Banking experts know first hand what a subordinated loan is, to whom and for how long it is issued. This form of lending to legal entities is mutually beneficial for both the borrower and the one who issued such a loan.
What does subordinated loan mean?
Subordinated loans are loans issued to legal entities for a period of at least five years, loans, including bonds, deposits. The main condition of such financing for money management is that the one who issues a subordinated loan does not have the right to demand repayment from the borrower of such a loan, provided that the borrower does not violate the terms of the loan agreement. That is, early repayment will not be possible if the loan taken is subordinated.

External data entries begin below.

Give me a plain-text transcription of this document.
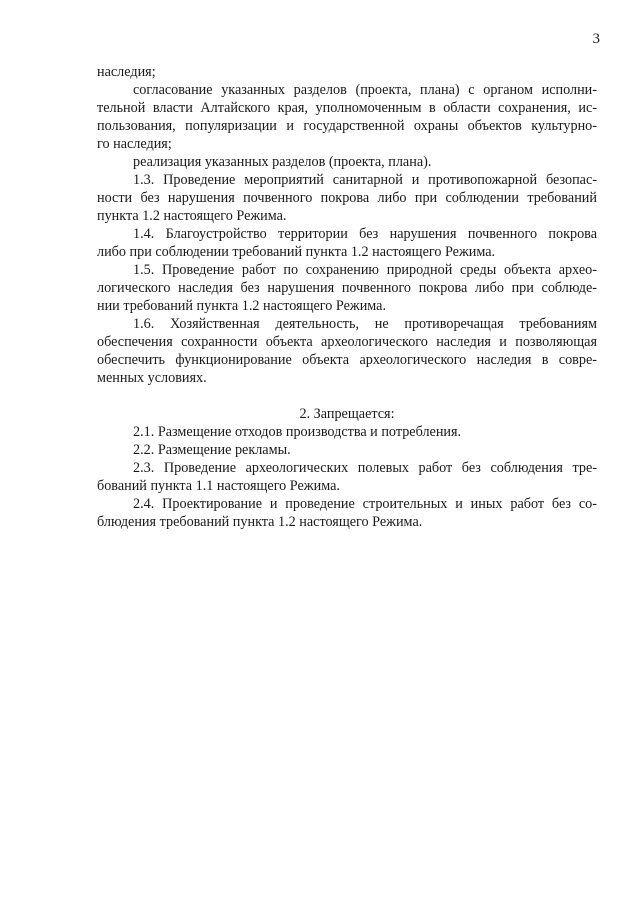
3
наследия;
согласование указанных разделов (проекта, плана) с органом исполни-
тельной власти Алтайского края, уполномоченным в области сохранения, ис-
пользования, популяризации и государственной охраны объектов культурно-
го наследия;
реализация указанных разделов (проекта, плана).
1.3. Проведение мероприятий санитарной и противопожарной безопас-
ности без нарушения почвенного покрова либо при соблюдении требований
пункта 1.2 настоящего Режима.
1.4. Благоустройство территории без нарушения почвенного покрова
либо при соблюдении требований пункта 1.2 настоящего Режима.
1.5. Проведение работ по сохранению природной среды объекта архео-
логического наследия без нарушения почвенного покрова либо при соблюде-
нии требований пункта 1.2 настоящего Режима.
1.6. Хозяйственная деятельность, не противоречащая требованиям
обеспечения сохранности объекта археологического наследия и позволяющая
обеспечить функционирование объекта археологического наследия в совре-
менных условиях.
2. Запрещается:
2.1. Размещение отходов производства и потребления.
2.2. Размещение рекламы.
2.3. Проведение археологических полевых работ без соблюдения тре-
бований пункта 1.1 настоящего Режима.
2.4. Проектирование и проведение строительных и иных работ без со-
блюдения требований пункта 1.2 настоящего Режима.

For a subordinated loan, the main debt is paid in a one-time payment upon the expiration of the loan agreement, that is, after five years (by the way, the maximum term for subordinated lending is not set, therefore, the term of such a loan can be any, virtually unlimited, but by law – at least five years). Drawing analogies for a simpler understanding of this form of money loan: a microloan in an MFI is a kind of subordinated microloan issued for a period of one to thirty days, and payment on it fully occurs at the end of the loan term. The interest rate on a subordinated loan remains unchanged for all 5 years and cannot differ significantly from the market rates of similar loans.
If the borrower is declared bankrupt, then its debt subordinated loan is repaid in the last turn, which is very beneficial for legal entities. It is not possible to terminate such a subordinated loan or amend the contract without agreement. An application for early repayment and amendments to the subordinated loan agreement will be considered precisely by the employees of the bank. Under certain conditions, subordinated loans are included in the capital of the banks that received them.
What is a subordinated loan issued for?
The anti-crisis measure is the main reason why subordinated credit is taken by legal entities, such a loan is a tool for managing capital (more precisely, an increase in this capital itself). Such loans can help the company survive the vicissitudes of the financial crisis and the instability of the market economy, and gain some financial stability. In the literature you can still find the name – a subordinated irrevocable loan or abbreviated subord, provided for a period of at least five years.
To obtain a subordinate, the following conditions must be met:
- Such loans are issued by a legal entity (commercial firms, government agencies), but an individual may well become an investor in such loans. In general, for the lender, this form of financing is very attractive from the point of view of benefits, since at the end of the term of the contract the lender will receive a solid cash.
- The main recipients of such irrevocable loans are banks, insurance companies, leasing companies and companies that need to provide capital. A subord in principle resembles a contribution, but the principle of operation is somewhat different.
- Given the specific form of the loan, the interest rate per annum cannot exceed the refinancing rate.
- No additional collateral is required for such a loan.
- Loan amount is not limited.
- Upon receipt of a subordinate, the authorized capital of the loan recipient plays a role: an irrevocable loan for an amount exceeding the authorized capital by thirty-three percent or more is taxed.
- Necessary documents for obtaining a loan: confirmation of the financial position of the borrower, charters of legal entities and passports of individuals participating in the loan agreement. The loan agreement is certified by a notary and is concluded in its presence.